Encore un mandat spécial… très spécial

Je lis ceci ce jour dans les pages départementales du quotidien Ouest-France :

Maroc

Je commente (en bleu) cet article directement dans le texte de Vincent Jarnigon (en noir), en prenant soin de dire que ce sont de simples propos citoyens.

La droite demande à la majorité socialiste le remboursement d’une formation suivie au Maroc par un élu PS.

A dire vrai, il ne s’agit pas du remboursement d’une « formation » (au demeurant « gratuite »), mais des frais de déplacement  occasionnés par cette « formation« .

Fin mai, Franck Pichot, vice-président PS en charge de l’égalité des chances au conseil départemental, a suivi une formation de quatre jours à Rabat, au Maroc, dispensée par l’institut Aspen.
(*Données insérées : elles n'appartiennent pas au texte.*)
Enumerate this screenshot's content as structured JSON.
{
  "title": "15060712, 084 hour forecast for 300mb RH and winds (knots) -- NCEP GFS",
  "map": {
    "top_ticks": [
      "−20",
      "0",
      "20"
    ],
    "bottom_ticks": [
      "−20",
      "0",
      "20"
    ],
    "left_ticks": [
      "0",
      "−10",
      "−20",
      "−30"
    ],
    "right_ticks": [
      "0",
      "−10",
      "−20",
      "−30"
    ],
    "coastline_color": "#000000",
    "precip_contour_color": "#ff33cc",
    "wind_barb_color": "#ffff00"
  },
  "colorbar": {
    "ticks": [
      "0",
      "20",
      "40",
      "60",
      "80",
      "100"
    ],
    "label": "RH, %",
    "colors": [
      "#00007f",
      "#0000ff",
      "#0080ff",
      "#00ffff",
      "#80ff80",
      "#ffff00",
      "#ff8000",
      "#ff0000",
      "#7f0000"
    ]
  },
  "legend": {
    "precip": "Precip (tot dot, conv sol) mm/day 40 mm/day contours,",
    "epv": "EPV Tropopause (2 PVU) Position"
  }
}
Cet institut, « qui encourage l’ouverture sur le monde, la prise d’initiative et l’exercice des responsabilités au service du bien commun », a invité l’élu de Redon pour le sensibiliser « aux mutations du monde et aux enjeux internationaux ».

En réalité, par « invitation », il faut entendre sélection sur candidature et recommandation pour cette « formation » qui s’est déroulée en 4 temps :

  1. au château de Mery sur Oise du 25 au 27 septembre 2014
  2. à Fontainebleau du 6 au 8 novembre 2014
  3. à Bruxelles du 14 au 17 janvier 2015
  4. à Rabat du 27 au 30 mai 2015

FP_Mery_sur_oise

Y participait aussi Gaëlle Andro, vice-présidente de Rennes métropole, conseillère municipale de Rennes, également conseillère départementale d’Ille-et-Vilaine.
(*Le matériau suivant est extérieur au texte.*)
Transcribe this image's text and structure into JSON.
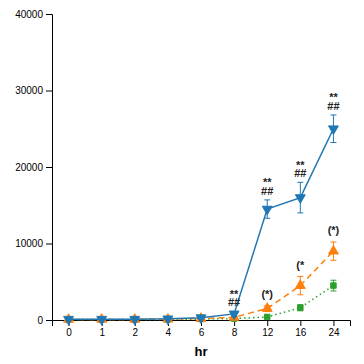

De son côté, a-t-elle sollicité des « mandats spéciaux » auprès de la Ville de Rennes ou de Rennes métropole, ou bien – au contraire de son collègue – considère t’elle qu’il n’y avait pas lieu ?

« 681 € »

681 € : ce n’est donc pas le coût de la « formation« , ni celui des petites gâteries qui lui ont été associées puisqu’ils sont à la charge de « l’Institut Aspen », mais le seul coût du déplacement qui est laissé à la charge des intéressés.

Le groupe d’opposition au conseil départemental s’est étonné, hier, de ce déplacement : « Au cours de la commission permanente du 20 juillet, la majorité socialiste a tenté de faire voter la prise en charge de ce déplacement au titre des « mandats spéciaux ».

Il y a une parfaite contradiction entre le fait que les « mandats spéciaux » n’étaient pas encore votés et le fait que ces frais auraient déjà été pris en charge puisqu’il en est demandé ci-dessus le remboursement. Et ce, évidemment, d’autant plus que ces déplacements ne se sont pas effectués dans l’urgence…

Par ailleurs, que faut-il entendre par « a tenté de faire voter » ?… Si vote il y a eu, quel est en définitive le résultat du vote ? La majorité a t’elle ou non épousé la position de son président ou bien celle de l’opposition ? Et combien de semaines faudra-t-il attendre pour prendre connaissance de la réponse au recueil des actes administratifs ?

« Ce n’est clairement pas au contribuable d’Ille-et-Vilaine de prendre en charge les « séminaires » des conseillers départementaux quand ils n’ont rien à voir avec leurs prérogatives. » Isabelle le Callennec, la présidente du groupe de la droite et du centre, a demandé le remboursement « des coûts supportés par la collectivité pour le déplacement de Monsieur Pichot, au Maroc, mais aussi à Bruxelles » .

C’est exact : il est régulièrement rappelé que les « mandats spéciaux » doivent avoir un lien direct avec l’intérêt de la collectivité.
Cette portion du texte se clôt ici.